Il fatto provocò un certo scalpore, in Italia come all'estero. La scelta di Fo da parte dell'Accademia Svedese, fra gli altri, prese in contropiede i molti rappresentanti della cultura italiana che, da anni, patrocinavano la candidatura di Mario Luzi. Dopo il Nobel, la produzione di Fo ha continuato a seguire le due strade parallele della commedia farsesca (Il diavolo con le zinne, 1997) e del monologo costruito sul modello archetipico di Mistero buffo (da Lu santo jullare Francesco del 1999 allo spettacolo-lezione Il tempio degli uomini liberi del 2004).

Contemporaneamente Fo ha portato in scena, insieme con Giorgio Albertazzi, una serie di spettacoli-lezioni sulla storia del teatro in Italia, trasmessi anche in televisione, su Raidue. Nel 2005, tra le tante e prestigiose cariche, gli era stata attribuita la laurea honoris causa alla Sorbona di Parigi, mentre l'anno successivo la stessa onorificenza gli era stata assegnata dalla Sapienza di Roma. L'avvento del secondo governo Berlusconi lo aveva nuovamente sospinto verso una produzione d'impegno civile e politico, concretata nell'allestimento di opere satiriche come Berlusconi, da Ubu rois, Ubu bas a L'Anomalo Bicefalo (scritta insieme alla moglie): in quest'ultima commedia, incentrata sulle vicende giudiziarie, politiche, economiche di Berlusconi, Fo impersona il premier che, persa la memoria in seguito ad un incidente, riesce a riacquistarla confessando la verità sulle proprie vicende. Il 16 novembre 2007 Fo presentò a Milano il film di Giulietto Chiesa Zero – Inchiesta sull'11 settembre, su presunti retroscena degli attentati dell'11 settembre 2001, sposandone le tesi, e al film partecipò in prima persona come personaggio e voce narrante. Nel 2013 il grande dolore della sua vita: muore la moglie Franca Rame, la donna che gli era stata accanto nel bene e nel male, la compagna di tante lotte e di tante avventure che in un impeto di gelosia per le sue tante scappatelle, arrivò a lasciarlo in diretta tv, una domenica pomeriggio, ospite del salotto di Raffaella Carrà, salvo poi perdonarlo un'ennesima volta, come ogni volta, come sempre.

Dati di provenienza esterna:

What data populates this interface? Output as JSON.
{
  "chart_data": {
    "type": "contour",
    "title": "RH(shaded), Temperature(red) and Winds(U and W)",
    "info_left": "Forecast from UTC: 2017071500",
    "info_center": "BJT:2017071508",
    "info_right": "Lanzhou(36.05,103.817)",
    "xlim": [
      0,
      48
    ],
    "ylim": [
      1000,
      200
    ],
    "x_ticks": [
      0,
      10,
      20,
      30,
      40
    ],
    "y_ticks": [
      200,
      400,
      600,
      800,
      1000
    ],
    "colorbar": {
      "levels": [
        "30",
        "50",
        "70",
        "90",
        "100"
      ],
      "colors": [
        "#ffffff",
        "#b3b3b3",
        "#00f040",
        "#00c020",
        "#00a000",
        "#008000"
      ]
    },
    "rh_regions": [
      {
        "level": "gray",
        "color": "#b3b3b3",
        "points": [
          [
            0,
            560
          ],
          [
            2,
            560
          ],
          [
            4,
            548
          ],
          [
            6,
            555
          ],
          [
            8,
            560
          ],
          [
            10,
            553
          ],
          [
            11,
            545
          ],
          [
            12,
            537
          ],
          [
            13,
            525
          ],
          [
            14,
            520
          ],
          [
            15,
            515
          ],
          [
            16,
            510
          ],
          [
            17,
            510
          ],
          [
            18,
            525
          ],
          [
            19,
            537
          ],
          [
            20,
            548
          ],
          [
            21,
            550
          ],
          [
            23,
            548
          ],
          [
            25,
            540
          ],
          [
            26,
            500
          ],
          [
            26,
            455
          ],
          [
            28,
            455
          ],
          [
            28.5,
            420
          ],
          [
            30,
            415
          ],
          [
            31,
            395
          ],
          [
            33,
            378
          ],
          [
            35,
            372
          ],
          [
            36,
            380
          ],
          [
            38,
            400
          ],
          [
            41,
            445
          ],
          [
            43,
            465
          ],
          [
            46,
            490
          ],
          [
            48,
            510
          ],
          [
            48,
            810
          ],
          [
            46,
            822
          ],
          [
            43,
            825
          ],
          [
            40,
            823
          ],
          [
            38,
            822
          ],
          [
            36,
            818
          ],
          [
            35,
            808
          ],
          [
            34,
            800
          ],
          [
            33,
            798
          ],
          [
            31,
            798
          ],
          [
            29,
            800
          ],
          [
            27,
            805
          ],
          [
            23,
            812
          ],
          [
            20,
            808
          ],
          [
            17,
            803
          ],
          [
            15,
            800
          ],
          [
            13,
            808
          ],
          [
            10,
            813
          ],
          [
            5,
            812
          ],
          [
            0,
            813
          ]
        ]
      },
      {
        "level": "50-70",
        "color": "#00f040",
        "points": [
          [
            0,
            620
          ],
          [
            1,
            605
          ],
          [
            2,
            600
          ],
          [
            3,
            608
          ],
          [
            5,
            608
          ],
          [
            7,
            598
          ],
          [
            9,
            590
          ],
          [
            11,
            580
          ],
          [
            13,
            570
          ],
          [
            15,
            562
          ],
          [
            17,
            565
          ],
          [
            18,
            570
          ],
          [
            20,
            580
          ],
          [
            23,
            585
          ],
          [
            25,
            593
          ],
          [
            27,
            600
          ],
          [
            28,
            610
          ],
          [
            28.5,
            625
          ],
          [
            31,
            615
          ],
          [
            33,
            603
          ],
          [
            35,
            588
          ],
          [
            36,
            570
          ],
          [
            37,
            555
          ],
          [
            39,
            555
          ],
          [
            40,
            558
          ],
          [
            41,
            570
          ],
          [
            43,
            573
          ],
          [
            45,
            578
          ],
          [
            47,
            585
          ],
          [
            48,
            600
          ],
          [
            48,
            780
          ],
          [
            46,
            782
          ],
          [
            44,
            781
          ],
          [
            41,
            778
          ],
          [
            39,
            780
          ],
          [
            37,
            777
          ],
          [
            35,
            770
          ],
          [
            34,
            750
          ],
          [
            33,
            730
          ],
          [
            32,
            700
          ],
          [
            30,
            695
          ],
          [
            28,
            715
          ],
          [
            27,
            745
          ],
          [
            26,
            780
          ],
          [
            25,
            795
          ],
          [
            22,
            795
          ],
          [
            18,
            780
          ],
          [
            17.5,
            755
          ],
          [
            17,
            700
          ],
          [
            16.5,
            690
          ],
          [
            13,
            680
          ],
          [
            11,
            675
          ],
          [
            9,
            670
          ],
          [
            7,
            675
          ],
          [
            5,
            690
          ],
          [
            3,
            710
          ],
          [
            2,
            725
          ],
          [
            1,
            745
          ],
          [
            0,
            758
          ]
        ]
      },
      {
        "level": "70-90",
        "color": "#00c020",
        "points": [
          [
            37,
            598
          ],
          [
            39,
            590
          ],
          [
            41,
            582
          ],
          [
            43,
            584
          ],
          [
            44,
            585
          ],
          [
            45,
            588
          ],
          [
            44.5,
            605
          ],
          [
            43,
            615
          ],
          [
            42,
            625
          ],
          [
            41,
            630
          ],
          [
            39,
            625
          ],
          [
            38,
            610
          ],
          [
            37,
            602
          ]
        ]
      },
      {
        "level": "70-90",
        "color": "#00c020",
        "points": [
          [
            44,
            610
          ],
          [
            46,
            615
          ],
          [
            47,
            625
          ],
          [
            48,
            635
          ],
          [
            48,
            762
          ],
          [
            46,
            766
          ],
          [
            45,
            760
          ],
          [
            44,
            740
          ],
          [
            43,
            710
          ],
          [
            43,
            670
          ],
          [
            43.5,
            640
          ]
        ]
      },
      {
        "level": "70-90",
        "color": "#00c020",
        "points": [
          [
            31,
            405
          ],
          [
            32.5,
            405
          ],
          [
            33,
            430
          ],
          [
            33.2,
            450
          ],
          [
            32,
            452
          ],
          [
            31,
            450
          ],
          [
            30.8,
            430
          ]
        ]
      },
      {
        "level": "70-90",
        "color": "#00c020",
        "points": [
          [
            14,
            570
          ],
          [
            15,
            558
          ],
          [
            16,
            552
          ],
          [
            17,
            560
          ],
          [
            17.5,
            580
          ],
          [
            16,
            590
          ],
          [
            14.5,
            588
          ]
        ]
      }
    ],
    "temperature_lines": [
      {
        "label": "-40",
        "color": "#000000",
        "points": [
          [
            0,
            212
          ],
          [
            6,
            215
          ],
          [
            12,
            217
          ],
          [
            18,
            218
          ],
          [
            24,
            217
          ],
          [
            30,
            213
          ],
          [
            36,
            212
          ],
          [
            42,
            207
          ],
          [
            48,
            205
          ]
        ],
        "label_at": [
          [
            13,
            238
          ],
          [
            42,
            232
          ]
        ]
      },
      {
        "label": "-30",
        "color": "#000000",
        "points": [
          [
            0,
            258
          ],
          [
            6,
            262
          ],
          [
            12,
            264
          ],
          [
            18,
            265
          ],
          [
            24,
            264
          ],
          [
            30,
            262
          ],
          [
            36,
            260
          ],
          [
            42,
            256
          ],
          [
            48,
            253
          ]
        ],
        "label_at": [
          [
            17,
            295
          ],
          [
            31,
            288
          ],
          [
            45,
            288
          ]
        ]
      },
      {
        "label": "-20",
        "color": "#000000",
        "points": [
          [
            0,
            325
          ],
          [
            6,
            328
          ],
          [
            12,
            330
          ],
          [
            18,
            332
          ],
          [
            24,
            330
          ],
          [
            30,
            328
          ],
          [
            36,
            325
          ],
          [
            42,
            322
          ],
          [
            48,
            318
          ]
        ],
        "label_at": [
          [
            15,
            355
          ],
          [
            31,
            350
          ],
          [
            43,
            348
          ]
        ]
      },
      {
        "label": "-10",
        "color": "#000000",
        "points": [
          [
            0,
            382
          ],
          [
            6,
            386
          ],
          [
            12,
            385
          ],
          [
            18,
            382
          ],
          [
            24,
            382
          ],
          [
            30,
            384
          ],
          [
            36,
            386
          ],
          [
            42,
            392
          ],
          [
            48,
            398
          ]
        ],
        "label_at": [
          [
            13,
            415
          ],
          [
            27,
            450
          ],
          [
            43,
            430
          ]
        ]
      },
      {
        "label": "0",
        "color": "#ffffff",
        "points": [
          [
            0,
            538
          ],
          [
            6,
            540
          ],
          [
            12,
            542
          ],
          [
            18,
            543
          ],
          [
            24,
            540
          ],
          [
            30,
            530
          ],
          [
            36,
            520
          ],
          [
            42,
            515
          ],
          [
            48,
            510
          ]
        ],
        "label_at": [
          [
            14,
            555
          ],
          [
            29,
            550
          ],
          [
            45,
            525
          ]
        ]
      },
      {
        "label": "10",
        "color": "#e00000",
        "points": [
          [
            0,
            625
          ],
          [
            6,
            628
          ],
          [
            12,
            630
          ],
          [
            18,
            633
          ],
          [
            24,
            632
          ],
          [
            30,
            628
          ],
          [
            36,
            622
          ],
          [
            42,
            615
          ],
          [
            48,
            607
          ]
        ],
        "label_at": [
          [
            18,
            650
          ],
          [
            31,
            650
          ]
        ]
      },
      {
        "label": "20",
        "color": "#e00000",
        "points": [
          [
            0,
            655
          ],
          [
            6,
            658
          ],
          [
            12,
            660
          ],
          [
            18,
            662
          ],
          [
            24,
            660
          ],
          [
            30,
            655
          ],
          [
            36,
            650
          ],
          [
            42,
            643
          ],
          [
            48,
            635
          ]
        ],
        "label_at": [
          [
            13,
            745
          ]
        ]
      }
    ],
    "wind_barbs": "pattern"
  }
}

Senza Franca Dario Fo ha continuato la sua frenetica attività artistica, ha recitato fin quando ha potuto, ha scritto, ha diretto, è intervenuto nelle battaglie politiche e sociali. La grinta era la stessa, l'entusiasmo no. Di llei parlava sempre, diceva di sentirsela vicina, e anche un rosa sbocciata all'improvviso in giardino gli sembrava un suo regalo.